Malignant pleural mesothelioma is an aggressive diffuse spreading tumor that has a generally poor outlook with mean survivals of less than 2 years regardless of treatment approach. These authors [1] examined the pattern of lymph node metastases in their series from the National Cancer Institute of Cairo, Egypt.
Lymph node metastases were originally shown to be a bad prognostic factor in mesothelioma by Sugarbaker and colleagues [2] in 1993. Since then several groups have touted the importance of mediastinoscopy in the preoperative assessment of patients prior to planned resection.
A standard cervical mediastinoscopy allows an incomplete assessment of the N2 nodes and no evaluation of N1 disease. These authors noted a 25% rate of positive nodes outside the reach of the mediastinoscope. In their series, de Perrot and colleagues [3] found mediastinoscopy to only have a negative predictive value of 68% due to similar reasons. Survival in their small series noted significantly poorer survival for those with nodal metastases, but no distinction between patients with N1 or N2 involvement.
Endobronchial ultrasound-directed needle biopsy can aid in accessing hilar and lobar N1 stations, whereas endoesophageal ultrasound may supplement those nodes out of the reach of cervical mediastinoscopy. The use of these investigations to stratify patient management in lung cancer is becoming well established, but more data is needed in mesothelioma cases.
N1 involvement representing a more advanced nodal spread in comparison with mediastinal N2 disease is on the surface counterintuitive. However, if one considers mesothelioma as a pleural tumor superficial to the lung parenchyma itself, then deeper invasion into the lung substance is likely necessary for N1 involvement, signifying a more advanced tumor.

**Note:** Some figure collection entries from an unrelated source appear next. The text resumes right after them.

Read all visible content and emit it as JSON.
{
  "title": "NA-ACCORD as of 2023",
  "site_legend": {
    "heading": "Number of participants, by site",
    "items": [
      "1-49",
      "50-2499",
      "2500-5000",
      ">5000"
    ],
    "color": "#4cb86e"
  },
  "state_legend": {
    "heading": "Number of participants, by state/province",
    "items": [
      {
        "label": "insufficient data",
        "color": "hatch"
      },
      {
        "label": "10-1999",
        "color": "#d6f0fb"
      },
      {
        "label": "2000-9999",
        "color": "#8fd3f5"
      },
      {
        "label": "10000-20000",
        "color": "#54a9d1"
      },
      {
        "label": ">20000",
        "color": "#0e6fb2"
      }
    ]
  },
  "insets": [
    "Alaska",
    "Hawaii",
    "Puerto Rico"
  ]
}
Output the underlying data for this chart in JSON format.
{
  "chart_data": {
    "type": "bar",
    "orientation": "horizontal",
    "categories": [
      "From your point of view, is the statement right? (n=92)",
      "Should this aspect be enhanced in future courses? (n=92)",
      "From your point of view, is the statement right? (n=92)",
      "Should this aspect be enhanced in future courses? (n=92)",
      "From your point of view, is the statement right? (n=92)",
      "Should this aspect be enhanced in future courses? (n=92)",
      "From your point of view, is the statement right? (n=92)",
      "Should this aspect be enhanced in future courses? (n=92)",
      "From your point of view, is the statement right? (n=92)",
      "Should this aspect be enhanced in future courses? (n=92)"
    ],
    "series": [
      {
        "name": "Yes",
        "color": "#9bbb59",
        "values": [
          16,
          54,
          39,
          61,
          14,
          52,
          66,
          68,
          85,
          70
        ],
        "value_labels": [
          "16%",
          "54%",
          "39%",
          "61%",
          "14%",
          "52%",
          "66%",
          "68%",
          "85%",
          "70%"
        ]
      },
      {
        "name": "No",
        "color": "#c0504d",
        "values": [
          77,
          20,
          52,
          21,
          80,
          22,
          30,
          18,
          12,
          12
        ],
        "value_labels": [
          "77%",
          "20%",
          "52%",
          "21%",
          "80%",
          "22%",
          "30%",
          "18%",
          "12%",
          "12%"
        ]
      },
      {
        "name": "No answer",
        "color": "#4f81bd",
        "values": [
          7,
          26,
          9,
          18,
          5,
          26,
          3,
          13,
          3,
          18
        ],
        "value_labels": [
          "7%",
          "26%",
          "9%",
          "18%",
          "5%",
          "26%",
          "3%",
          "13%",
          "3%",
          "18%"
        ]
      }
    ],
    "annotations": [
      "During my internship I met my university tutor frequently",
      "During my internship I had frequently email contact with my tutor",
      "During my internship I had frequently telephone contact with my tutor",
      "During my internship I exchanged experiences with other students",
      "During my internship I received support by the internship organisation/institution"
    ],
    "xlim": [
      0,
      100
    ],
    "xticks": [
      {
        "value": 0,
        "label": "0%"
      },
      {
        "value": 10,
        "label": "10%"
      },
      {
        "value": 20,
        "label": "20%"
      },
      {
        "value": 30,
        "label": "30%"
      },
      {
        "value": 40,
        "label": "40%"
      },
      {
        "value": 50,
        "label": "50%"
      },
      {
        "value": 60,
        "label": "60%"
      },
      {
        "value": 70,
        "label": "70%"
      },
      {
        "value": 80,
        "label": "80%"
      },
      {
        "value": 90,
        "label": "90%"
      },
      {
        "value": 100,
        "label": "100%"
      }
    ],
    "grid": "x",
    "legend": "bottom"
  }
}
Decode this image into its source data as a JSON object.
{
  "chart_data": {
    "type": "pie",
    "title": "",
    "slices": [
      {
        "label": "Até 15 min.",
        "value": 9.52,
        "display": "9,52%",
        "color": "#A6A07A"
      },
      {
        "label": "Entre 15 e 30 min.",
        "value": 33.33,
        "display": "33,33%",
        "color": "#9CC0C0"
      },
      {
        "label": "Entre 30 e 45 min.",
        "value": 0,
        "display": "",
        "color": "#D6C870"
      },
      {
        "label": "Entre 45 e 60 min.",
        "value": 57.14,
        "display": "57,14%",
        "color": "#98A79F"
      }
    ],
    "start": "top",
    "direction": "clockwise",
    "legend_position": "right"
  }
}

These authors raise an interesting hypothesis of inverted nodal spread. Their recommendations for investigating the hilar nodes in the setting of parenchymal invasion or circumferential diffuse pleural thickening on computed tomographic scan seems reasonable. The assertion that N1 nodal involvement should represent a higher and more advanced stage of disease deserves further study with larger series of patients confirming their findings.